I sense that a lot of our colleagues in child welfare see family homelessness merely as the result of financial crisis and not as indicative of deeper issues. This website, for example, lists the top three reasons for family homelessness as a lack of affordable housing, unemployment, and poverty. But as the National Alliance to End Homelessness acknowledges, “On a given night in 2023, 31 percent of the homeless population reported having a serious mental illness, 24 percent conditions related to chronic substance abuse, and nearly 11,000 people had HIV/AIDS.” The percentage of severely dysfunctional homeless parents is likely higher in Portland, which has become a beacon for seriously addicted parents due to its tolerance of — if not support of — hard drug use. How many of those children in Portland’s camps have addicted or psychotic parents?

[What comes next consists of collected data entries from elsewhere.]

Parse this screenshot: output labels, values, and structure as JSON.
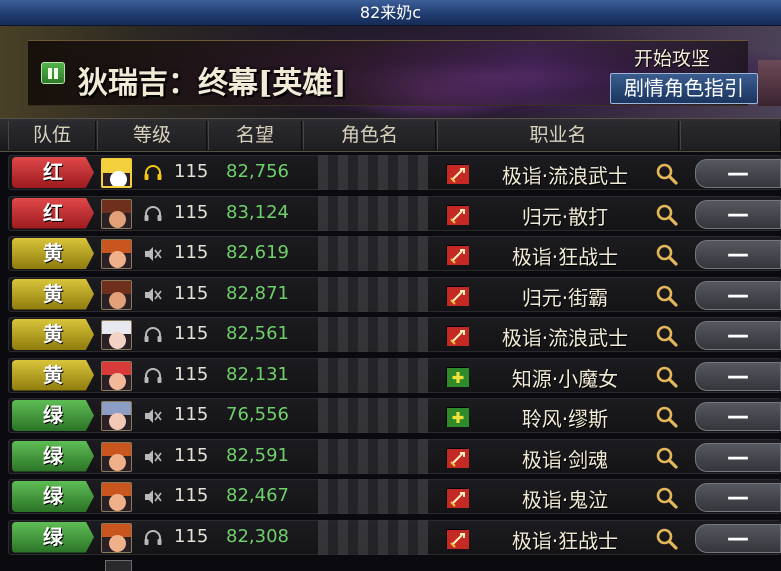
{
  "window": {
    "title": "82来奶c"
  },
  "boss": {
    "name": "狄瑞吉：终幕[英雄]"
  },
  "top_right": {
    "attack_label": "开始攻坚",
    "guide_button": "剧情角色指引"
  },
  "columns": [
    "队伍",
    "等级",
    "名望",
    "角色名",
    "职业名"
  ],
  "colors": {
    "team_red": "#c0262a",
    "team_yellow": "#b8a21a",
    "team_green": "#3e9a3a",
    "fame_green": "#6fd06a"
  },
  "rows": [
    {
      "team": "红",
      "team_color": "red",
      "level": "115",
      "fame": "82,756",
      "class": "极诣·流浪武士",
      "class_icon": "sword-icon",
      "voice_active": true,
      "voice_icon": "headset-icon",
      "avatar": "self",
      "action": "—"
    },
    {
      "team": "红",
      "team_color": "red",
      "level": "115",
      "fame": "83,124",
      "class": "归元·散打",
      "class_icon": "sword-icon",
      "voice_active": false,
      "voice_icon": "headset-icon",
      "avatar": "brown",
      "action": "—"
    },
    {
      "team": "黄",
      "team_color": "yellow",
      "level": "115",
      "fame": "82,619",
      "class": "极诣·狂战士",
      "class_icon": "sword-icon",
      "voice_active": false,
      "voice_icon": "speaker-muted-icon",
      "avatar": "orange",
      "action": "—"
    },
    {
      "team": "黄",
      "team_color": "yellow",
      "level": "115",
      "fame": "82,871",
      "class": "归元·街霸",
      "class_icon": "sword-icon",
      "voice_active": false,
      "voice_icon": "speaker-muted-icon",
      "avatar": "brown",
      "action": "—"
    },
    {
      "team": "黄",
      "team_color": "yellow",
      "level": "115",
      "fame": "82,561",
      "class": "极诣·流浪武士",
      "class_icon": "sword-icon",
      "voice_active": false,
      "voice_icon": "headset-icon",
      "avatar": "white",
      "action": "—"
    },
    {
      "team": "黄",
      "team_color": "yellow",
      "level": "115",
      "fame": "82,131",
      "class": "知源·小魔女",
      "class_icon": "plus-icon",
      "voice_active": false,
      "voice_icon": "headset-icon",
      "avatar": "red",
      "action": "—"
    },
    {
      "team": "绿",
      "team_color": "green",
      "level": "115",
      "fame": "76,556",
      "class": "聆风·缪斯",
      "class_icon": "plus-icon",
      "voice_active": false,
      "voice_icon": "speaker-muted-icon",
      "avatar": "silver",
      "action": "—"
    },
    {
      "team": "绿",
      "team_color": "green",
      "level": "115",
      "fame": "82,591",
      "class": "极诣·剑魂",
      "class_icon": "sword-icon",
      "voice_active": false,
      "voice_icon": "speaker-muted-icon",
      "avatar": "orange",
      "action": "—"
    },
    {
      "team": "绿",
      "team_color": "green",
      "level": "115",
      "fame": "82,467",
      "class": "极诣·鬼泣",
      "class_icon": "sword-icon",
      "voice_active": false,
      "voice_icon": "speaker-muted-icon",
      "avatar": "orange",
      "action": "—"
    },
    {
      "team": "绿",
      "team_color": "green",
      "level": "115",
      "fame": "82,308",
      "class": "极诣·狂战士",
      "class_icon": "sword-icon",
      "voice_active": false,
      "voice_icon": "headset-icon",
      "avatar": "orange",
      "action": "—"
    }
  ]
}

One might argue that Portland is the test case for a post-apocalyptic abolitionist world without police, jails, or child protective services. As a number of academics have recently asked, in such a world, who would protect the children? While families may have rallied around to help a struggling parent in an idyllic earlier age where relatives stayed on the same land for generations, we now live in an age when families are often disconnected and isolated from one another. Over 25 years, I’ve seen situation after situation of child abuse involving children whose parent was estranged from or living long distances from any supportive relative.
In a world without a functioning child protective services agency, it’s not hard to imagine the world becoming a Portland homeless encampment, where the lives of children are “solitary, poor, nasty, brutish, and short.”
In other news:
Virginia lawmakers are considering a bill that would put “guardrails” around the voluntary kinship care process. It would create a “parental child safety placement program” through which the child welfare agency, with parental consent, could place children with a relative. Unlike current practice, the bill would require the agency to put in writing how it will provide ongoing services to the parent, voluntary caregiver, and child; put time limits on the agency so that, if the problem in the parental home isn’t remedied in 90 days, the matter will go to court; and give the voluntary caretaker first dibs on longer-term placement of the child if necessary. I like the bill, as I’ve advocated for this kind of program in the past. All it lacks is a guarantee of some level of financial support to the caregiver such as subsidized child care. Richard Wexler doesn’t like it.
A bill would allow West Virginia legislators to get more details on child protection failures by the state’s CPS agency.
The abandonment of a baby in a Mississippi dumpster has spurred discussion of the importance of Safe Haven laws. Thankfully, the child is safe!
Maine’s new child welfare leader promises to listen to her front-line workers. That’s hopeful!
Here’s your weekly reminder about the importance to children of secure relational attachments.
Cage match at the New Mexico legislature over child welfare.
Kansas sees improvement in its child welfare system, as does Michigan.